Bize Seleme b. Şebîb, ona Hasan b. A'yen, ona Ma'kil, ona Ebu Zübeyr, ona da Cabir (ra) şöyle rivayet etmiştir: Bir adam Hz. Peygamber'e (sav) gelip yemek istemişti. Hz. Peygamber de ona yarım vasak (yaklaşık yüz kg) arpa verdi. Adam bundan hem kendisi yedi, hem de eşine ve misafirine yedirdi. Sonra kalan arpayı tarttı ve Hz. Peygamber'e (sav) geldi. Hz. Peygamber (sav) ona; "eğer tartmasaydın ondan daha çok yerdiniz ve elinizde de kalırdı" buyurdu.
Bize Abdullah b. Mesleme b. Ka'neb, ona Süleyman b. Bilal, ona Amr b. Yahya, ona Abbas b. Sehl b. Sa'd es-Sâidî, ona da Ebu Humeyd şöyle demiştir: Biz, Peygamber'in (sav) beraberinde Tebük gazvesine çıktık ve Vâdî'l-Kurâ'da bir kadının bahçesine vardık. Hz. Peygamber (sav); "(bahçedeki) hurmanın miktarını tahmin edin" buyurdu. Biz tahminde bulunduk. Rasulullah da on vesk olduğuna dair tahminde bulundu va bahçe sahibi kadına; "inşallah bir sana geri dönünceye kadar buradan kaç kilo hurma çıkacağını say" buyurdu. Tebük'e geldiğimizde Peygamber (sav); "bu gece muhakkak şiddetli bir rüzgâr esecek. Sakın kimse bulunduğu yerden ayağa kalkmasın! Yanında devesi olan da devesini sıkı bağlasın" buyurdu. Ve gece şiddetli bir rüzgar esti. O sırada birisi ayağa kalkmıştı. Rüzgar onu Tay Dağı'na sürükledi. Bu sefer sırasında Eyle Meliki İbn Almâ'nın elçisi, Peygamber'e beyaz bir katır hediye ile bir mektup getirdi. Hz. Peygamber de bu Melik'e bir hırka hediye etti ve deniz kenarındaki belde halkının idaresini ona bırkatığına dair bir mektup yazdı. Sonra geri dönüp Vâdî'l-Kurâ'ya geldik. Hz. Peygamber (sav) kadına; "ürün ne kadar oldu" diye sordu. O da Allah Rasulü'nün tahmini doğrultusunda on vesk oldu dedi. Sonra Hz. Peygamber (sav); "ben Medine'ye (yetişmek için) acele edeceğim. Sizden her kim benim yanımda Medine'ye varmak isterse acele etsin" buyurdu.
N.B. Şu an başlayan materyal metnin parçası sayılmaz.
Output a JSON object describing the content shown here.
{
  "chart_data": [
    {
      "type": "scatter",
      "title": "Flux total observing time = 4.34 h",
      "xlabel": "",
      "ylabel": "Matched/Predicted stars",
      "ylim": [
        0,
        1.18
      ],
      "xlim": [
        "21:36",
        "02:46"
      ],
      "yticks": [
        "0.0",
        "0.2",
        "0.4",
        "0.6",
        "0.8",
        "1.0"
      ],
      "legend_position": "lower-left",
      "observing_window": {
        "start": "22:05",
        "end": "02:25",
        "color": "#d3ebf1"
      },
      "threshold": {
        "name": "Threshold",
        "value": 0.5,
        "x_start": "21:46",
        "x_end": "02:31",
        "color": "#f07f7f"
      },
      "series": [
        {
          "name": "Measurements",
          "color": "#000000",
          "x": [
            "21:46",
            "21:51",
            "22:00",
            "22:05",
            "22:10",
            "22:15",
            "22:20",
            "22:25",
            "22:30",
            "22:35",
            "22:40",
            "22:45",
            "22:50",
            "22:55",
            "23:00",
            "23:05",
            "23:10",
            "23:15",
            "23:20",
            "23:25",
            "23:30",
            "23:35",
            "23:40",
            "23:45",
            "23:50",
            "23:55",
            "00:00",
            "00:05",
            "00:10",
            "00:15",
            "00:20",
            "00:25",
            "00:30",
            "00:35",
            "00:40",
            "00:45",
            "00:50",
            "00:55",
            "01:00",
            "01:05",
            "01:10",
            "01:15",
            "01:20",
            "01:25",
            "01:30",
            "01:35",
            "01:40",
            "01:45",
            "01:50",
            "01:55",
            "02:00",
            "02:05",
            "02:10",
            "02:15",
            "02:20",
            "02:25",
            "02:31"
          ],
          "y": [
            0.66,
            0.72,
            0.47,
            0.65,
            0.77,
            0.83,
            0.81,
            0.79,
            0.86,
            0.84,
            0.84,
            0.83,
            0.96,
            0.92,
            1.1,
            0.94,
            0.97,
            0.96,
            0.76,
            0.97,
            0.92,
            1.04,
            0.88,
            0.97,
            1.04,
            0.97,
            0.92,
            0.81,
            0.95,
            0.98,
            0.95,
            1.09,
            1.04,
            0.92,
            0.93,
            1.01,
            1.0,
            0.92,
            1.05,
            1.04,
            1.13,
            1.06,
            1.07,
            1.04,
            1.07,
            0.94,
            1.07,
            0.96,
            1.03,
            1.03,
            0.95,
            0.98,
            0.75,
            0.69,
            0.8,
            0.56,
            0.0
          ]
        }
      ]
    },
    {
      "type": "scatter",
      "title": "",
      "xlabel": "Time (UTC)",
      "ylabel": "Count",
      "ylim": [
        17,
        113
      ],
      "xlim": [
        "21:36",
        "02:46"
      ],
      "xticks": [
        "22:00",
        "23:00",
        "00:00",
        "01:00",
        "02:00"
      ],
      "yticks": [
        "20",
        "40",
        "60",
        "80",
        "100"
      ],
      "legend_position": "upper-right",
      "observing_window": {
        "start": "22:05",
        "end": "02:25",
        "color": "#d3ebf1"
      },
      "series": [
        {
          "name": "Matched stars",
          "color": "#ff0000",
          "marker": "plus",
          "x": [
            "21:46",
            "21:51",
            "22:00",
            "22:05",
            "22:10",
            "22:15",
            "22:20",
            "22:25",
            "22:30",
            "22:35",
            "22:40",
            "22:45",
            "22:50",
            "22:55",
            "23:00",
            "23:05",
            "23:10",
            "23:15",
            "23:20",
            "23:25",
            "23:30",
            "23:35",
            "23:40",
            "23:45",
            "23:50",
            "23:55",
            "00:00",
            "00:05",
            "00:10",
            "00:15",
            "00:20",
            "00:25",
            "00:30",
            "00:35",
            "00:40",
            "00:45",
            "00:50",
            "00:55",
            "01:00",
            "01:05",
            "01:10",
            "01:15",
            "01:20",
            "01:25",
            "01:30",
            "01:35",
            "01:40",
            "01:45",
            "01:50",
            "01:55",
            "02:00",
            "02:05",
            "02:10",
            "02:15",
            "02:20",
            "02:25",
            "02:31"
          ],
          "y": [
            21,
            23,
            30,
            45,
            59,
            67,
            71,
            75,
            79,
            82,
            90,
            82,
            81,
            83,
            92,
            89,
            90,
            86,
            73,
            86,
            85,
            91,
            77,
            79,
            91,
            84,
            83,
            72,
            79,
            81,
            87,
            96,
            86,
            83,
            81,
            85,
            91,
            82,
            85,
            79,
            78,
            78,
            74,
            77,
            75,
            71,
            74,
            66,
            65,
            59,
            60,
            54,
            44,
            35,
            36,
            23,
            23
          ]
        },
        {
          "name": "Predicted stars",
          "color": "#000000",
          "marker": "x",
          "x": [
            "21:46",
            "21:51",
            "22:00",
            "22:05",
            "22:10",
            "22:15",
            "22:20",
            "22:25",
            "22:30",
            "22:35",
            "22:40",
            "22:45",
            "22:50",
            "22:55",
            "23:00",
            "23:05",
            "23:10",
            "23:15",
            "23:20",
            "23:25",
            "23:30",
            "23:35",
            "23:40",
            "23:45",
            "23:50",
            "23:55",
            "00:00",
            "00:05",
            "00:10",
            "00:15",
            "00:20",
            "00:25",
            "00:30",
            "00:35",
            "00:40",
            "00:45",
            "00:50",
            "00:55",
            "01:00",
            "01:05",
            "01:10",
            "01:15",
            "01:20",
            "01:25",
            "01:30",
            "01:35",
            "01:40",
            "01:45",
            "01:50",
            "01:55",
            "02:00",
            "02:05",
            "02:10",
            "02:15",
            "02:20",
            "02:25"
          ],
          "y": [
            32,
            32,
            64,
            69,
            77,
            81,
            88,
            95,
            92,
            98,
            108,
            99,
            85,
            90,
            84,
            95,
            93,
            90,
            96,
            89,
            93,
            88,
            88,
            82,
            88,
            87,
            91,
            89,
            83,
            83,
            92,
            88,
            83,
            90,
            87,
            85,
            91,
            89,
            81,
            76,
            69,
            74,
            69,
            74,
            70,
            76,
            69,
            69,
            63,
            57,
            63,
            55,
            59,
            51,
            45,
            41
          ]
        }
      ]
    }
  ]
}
Hz. Peygamber (sav) ile birlikte yola çıktık. Medine'yi uzaktan görünce Hz. Peygamber; "bu Tâbe, bu da Uhud'dur. Bu dağ bizi sever, biz de onu severiz" buyurdu. Sonra da "ensar hanelerinin en hayırlısı Neccâroğulları, sonra Abduleşheloğoulları, sonra Haris b. Hazrecoğulları, sonra da Sâideoğullarıdır. Ensâr hanelerinin hepsinde hayır vardır" buyurdu. Biraz sonra Sa'd b. Ubade'nin yanına vardık. Ebu Üseyd (ona); görmedin mi Rasulullah (sav) Ensar hanelerinin hayırlılarını saydı da bizi en sona bıraktı dedi. Bunun üzerine Sa'd, Rasulullah'a (sav) ya yetişerek; ey Allah'ın Rasulü! Ensar hanelerinin hayırlılarını söylemiş, bizi de en sona bırakmışsın dedi. Hz. Peygamber (sav); "hayırlılardan olmanız size yetmez mi" buyurdu.